During my years as a dancer and performer I spent more than my fair share of time in auditions. After all, that’s what you do if you want to get a gig. You prepare the best that you can and going into the room to battle your nerves, the views of the audition panel and the looks you’ll get from those auditioning with you. It’s a lot like interviewing but with more movement. In interviews you still have to battle your nerves, the views of the panel and the looks you’ll get from those who just interviewed as they pass you in the hall. Both situations spark memories of sweaty palms, extreme smiling and strategic clothing choices. Why on earth do we put ourselves through this torture? Oh yeah, to get a job.
Another similarity I have found over the years between auditions and interviews is that in both situations you rarely find out why you didn’t get the job. That makes it tough to work on weaknesses before you go out for another opportunity, but you can’t let it keep you from walking through the door and trying it all over again. In the last 5 years I have begun to see interviews as a positive challenge and it all came from an audition experience I had back in my teenage years.

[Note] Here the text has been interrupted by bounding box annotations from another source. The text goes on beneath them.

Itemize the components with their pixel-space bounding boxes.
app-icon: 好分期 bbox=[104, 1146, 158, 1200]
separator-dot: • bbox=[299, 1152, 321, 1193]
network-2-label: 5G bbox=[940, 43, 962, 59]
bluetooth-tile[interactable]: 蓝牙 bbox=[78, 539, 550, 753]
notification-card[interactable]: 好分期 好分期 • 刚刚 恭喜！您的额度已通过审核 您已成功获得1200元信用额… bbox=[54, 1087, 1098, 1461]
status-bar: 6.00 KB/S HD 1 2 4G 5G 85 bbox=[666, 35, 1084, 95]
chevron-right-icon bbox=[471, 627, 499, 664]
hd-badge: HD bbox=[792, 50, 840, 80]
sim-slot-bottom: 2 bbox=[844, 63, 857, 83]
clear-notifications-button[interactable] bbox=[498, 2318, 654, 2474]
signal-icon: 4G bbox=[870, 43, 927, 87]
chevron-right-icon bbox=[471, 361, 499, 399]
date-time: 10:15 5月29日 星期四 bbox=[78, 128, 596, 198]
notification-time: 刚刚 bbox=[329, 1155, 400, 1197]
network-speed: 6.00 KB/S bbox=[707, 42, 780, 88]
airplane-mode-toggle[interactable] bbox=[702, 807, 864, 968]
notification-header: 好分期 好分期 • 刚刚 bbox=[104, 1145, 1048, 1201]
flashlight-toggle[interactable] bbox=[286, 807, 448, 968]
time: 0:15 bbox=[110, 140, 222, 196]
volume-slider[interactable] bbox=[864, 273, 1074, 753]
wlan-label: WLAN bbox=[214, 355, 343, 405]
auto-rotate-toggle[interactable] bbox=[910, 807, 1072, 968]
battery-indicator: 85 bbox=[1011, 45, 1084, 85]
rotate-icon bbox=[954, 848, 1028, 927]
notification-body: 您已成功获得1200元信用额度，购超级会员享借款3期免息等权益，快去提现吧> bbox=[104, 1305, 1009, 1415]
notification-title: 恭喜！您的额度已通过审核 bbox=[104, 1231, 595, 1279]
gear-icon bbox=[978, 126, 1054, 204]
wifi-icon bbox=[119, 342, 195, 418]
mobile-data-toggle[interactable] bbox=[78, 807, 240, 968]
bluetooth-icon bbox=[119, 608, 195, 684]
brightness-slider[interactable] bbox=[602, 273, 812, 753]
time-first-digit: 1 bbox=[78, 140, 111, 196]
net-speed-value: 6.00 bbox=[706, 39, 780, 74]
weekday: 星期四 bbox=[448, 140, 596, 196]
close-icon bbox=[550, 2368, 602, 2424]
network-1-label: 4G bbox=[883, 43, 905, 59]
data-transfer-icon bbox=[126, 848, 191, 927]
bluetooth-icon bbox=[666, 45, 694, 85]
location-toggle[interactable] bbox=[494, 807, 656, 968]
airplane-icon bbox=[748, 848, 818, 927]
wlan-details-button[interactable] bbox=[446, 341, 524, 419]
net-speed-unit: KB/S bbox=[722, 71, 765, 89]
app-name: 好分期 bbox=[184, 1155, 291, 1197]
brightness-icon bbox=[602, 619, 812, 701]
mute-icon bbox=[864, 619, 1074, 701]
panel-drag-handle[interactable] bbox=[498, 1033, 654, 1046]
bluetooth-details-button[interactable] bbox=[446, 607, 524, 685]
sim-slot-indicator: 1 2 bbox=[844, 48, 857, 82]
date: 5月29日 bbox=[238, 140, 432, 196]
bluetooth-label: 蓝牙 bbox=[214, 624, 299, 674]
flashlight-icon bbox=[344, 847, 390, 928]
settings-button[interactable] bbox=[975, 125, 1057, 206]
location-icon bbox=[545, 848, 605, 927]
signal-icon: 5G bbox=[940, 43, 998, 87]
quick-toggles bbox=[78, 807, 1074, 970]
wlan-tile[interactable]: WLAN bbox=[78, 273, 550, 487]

As a teenager I was fixated on attending the Broadway Theater Project summer intensive if it killed me. The first time I auditioned I signed in, gave them my paperwork and received a number that put me all the way at the bottom of the list. I was there all day just waiting, listening to the other auditionees, and panicking about my turn. When my chance finally came I did the best that I could for a kid with desperation oozing out of every pore. To my amazement I didn’t get accepted that first year. I huffed and puffed and sobbed when the letter came announcing that I would spend another summer without BTP in my life.
A year later, and several more auditions under my belt, I went back to audition again. This time I was the first person to arrive at the audition and I actually waited for another attendee to arrive and sign in before me just so I wouldn’t be the very first. Before I even walked in the door I decided that the audition wasn’t going to be the end of my world. I auditioned the year before and my getting in was their loss. Although it was cocky at the time, my plan of attack was to go in there and show them what they missed out on. They laughed at my comedic monologue, smiled at my song and passed my resume along during the dance portion. In my mind I had decided that I wouldn’t have another audition where I left the smell of desperation behind me when I exited the room.
Years later I did the same thing when I interviewed for a job. I already had a job at the time, so in my mind I told myself it would be their loss if they went with a different candidate. I landed the job. Now I know many people who would walk into a room with this thought pattern and come off as a disrespectfully self-indulgent applicant. However for someone like me, who tends to be a bit more reserved and less confident in some situations, this is just the push I need. It is my own mental reminder that I am an amazing candidate that has so much to offer. If you’re oozing desperation at your next interview, feel free to pull this page right out of my book and see how it works for you. This tactic keeps me cool, calm and collected so my game face is on when I need it the most. Give it a try and see how it works for you.